Detikindo24.com,JAKARTA – Pemerintah akan melakukan evaluasi terhadap penempatan perwira TNI yang aktif di jabatan sipil. Pernyataan itu disampaikan langsung Presiden Joko Widodo (Jokowi).
Masyarakat berharap pernyataan Jokowi bukan hanya sekedar janji, Tapi dapat segera dieksekusi secara komprehensif. Tidak hanya TNI, tetapi juga berlaku untuk Polri. Pasalnya, perwira aktif TNI dan Polri yang menduduki jabatan sipil dinilai bertentangan dengan amanat undang-undang reformasi.

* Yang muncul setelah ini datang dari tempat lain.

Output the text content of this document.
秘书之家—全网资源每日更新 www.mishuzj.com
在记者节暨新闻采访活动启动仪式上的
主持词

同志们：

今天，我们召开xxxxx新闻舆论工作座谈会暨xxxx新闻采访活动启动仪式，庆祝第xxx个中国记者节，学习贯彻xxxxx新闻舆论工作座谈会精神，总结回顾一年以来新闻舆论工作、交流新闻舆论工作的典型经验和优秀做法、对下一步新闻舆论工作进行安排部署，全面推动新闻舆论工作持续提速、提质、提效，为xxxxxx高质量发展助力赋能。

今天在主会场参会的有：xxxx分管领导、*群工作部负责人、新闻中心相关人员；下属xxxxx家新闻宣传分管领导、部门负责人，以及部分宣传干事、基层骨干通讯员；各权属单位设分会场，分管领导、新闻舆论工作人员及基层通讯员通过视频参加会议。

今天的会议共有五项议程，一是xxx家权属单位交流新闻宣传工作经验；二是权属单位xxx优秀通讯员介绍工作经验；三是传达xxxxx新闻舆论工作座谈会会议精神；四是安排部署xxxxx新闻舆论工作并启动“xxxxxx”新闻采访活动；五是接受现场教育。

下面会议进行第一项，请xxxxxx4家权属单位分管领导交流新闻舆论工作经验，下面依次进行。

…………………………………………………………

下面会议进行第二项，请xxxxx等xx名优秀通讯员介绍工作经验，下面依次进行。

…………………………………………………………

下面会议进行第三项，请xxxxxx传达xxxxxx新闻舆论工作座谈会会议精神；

Seperti disampaikan Wakil Ketua Advokasi dan Jaringan Yayasan Lembaga Bantuan Hukum Indonesia (YLBHI) Arif Maulana mengatakan, selama ini praktik dwifungsi itu tidak hanya terjadi di tubuh TNI, tapi juga Polri.
Makanya, praktik penempatan prajurit TNI-Polri aktif di jabatan sipil banyak dilakukan di pemerintahan Jokowi. Kebijakan Jokowi ini seakan dibiarkan DPR.
Masyarakat sipil mendesak Presiden Jokowi benar-benar mengevaluasi sejauh mana mandat reformasi berjalan sebagaimana mestinya. Khususnya terkait penempatan perwira TNI dan Polri aktif di jabatan sipil yang selama ini dilanggengkan.
’’Presiden dan DPR juga harus melakukan revisi terhadap UU 31/1997 tentang Peradilan Militer,’’ tuturnya. Peraturan itu dinilai menghambat pemberlakuan Pasal 65 UU 34/2004 ayat (2) yang menegaskan bahwa prajurit tunduk pada kekuasaan peradilan militer.
Sementara itu, Kepala Pusat Penerangan (Kapuspen) TNI Laksamana Muda TNI Julius Widjojono memastikan bahwa instansinya tidak hanya menegakkan hukum. ’’Pembinaan SDM berkualitas menjadi prioritas panglima TNI,’’ ucapnya kemarin.
Namun para pakar hukum dan ilmu politik menyebut bahwa penunjukan perwira TNI dan Polri aktif sebagai penjabat kepala daerah adalah preseden buruk, karena mengembalikan Indonesia pada era dwi fungsi ABRI di era Orde Baru dan memperkuat kontrol pemerintah pusat ke daerah.